Enquanto durou a viagem da “embaixada” japonesa (cerca de dois anos) Portugal perdeu a sua independência e, portanto, encontrava-se sob a tutela de Filipe II de Espanha. Assim, o itinerário traçado pelos padres jesuítas, guias oficiais dos jovens nipónicos, obrigatoriamente sofreu algumas alterações.

No entanto, para o que nos importa, nada se alterou, antes pelo contrário, em relação à cidade alentejana. Chegaram os jovens japoneses ao porto de Lisboa a 10 de Agosto de 1584, mas pouco se demoraram na capital do Reino, pois receberam um especial convite do Arcebispo de Évora, D. Teotónio de Bragança.

Partiu a comitiva japonesa acompanhada dos seus guias jesuítas de Lisboa, praticamente a “mata-cavalos” como então se dizia, para aceder com prontidão ao convite do prelado eborense.

É então, de forma inesperada, que efectivamente se dá o feliz encontro entre duas culturas e duas sociedades.
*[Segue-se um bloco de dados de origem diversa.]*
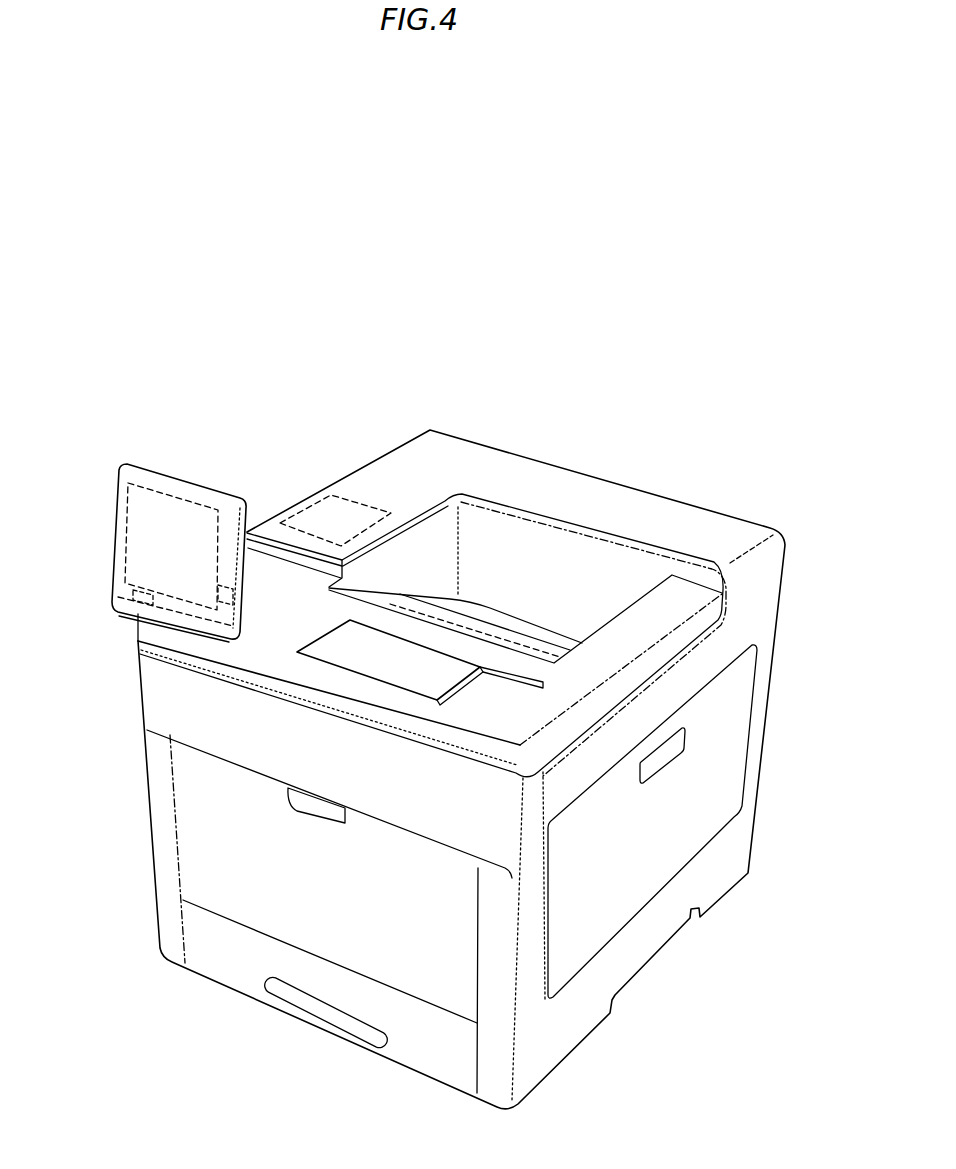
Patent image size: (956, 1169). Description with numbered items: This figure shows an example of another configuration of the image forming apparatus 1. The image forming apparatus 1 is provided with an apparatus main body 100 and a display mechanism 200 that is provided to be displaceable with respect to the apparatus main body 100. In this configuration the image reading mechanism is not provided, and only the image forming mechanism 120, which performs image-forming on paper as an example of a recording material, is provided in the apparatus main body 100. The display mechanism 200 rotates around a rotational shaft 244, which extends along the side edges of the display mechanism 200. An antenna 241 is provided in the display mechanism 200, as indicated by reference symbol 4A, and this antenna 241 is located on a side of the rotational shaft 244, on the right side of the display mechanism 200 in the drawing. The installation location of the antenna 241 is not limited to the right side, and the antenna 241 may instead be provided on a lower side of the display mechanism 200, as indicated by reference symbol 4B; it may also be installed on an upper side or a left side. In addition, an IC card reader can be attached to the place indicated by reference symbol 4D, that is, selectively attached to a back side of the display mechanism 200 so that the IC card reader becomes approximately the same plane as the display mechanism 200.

The image forming apparatus 1 is at (735, 433).
The apparatus main body 100 is at (762, 610).
The image forming mechanism 120 is at (700, 827).
The display mechanism 200 is at (121, 440).
The reference symbol indicating antenna location on right side 4A is at (197, 576).
The reference symbol indicating antenna location on lower side 4B is at (139, 573).
The reference symbol indicating IC card reader attachment place 4D is at (355, 502).
The antenna 241 is at (130, 593).
The rotational shaft 244 is at (137, 628).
Largamente obsequiados e agasalhados pelo Arcebispo de Évora, os padres levaram os japoneses a apreciarem o Colégio do Espírito Santo (Universidade), cuja direcção e corpo docente era composto por membros da Companhia de Jesus.

Da narrativa da sua estadia na cidade, fica a saber-se que o «irmão» jesuíta japonês de nome cristianizado «Jorge de Loyola» foi solenemente ordenado sacerdote na Sé de Évora: – Facto inédito, pois este japonês foi o primeiro oriental a abraçar, de sua livre vontade, a vida eclesiástica do Ocidente Católico Apostólico e Romano!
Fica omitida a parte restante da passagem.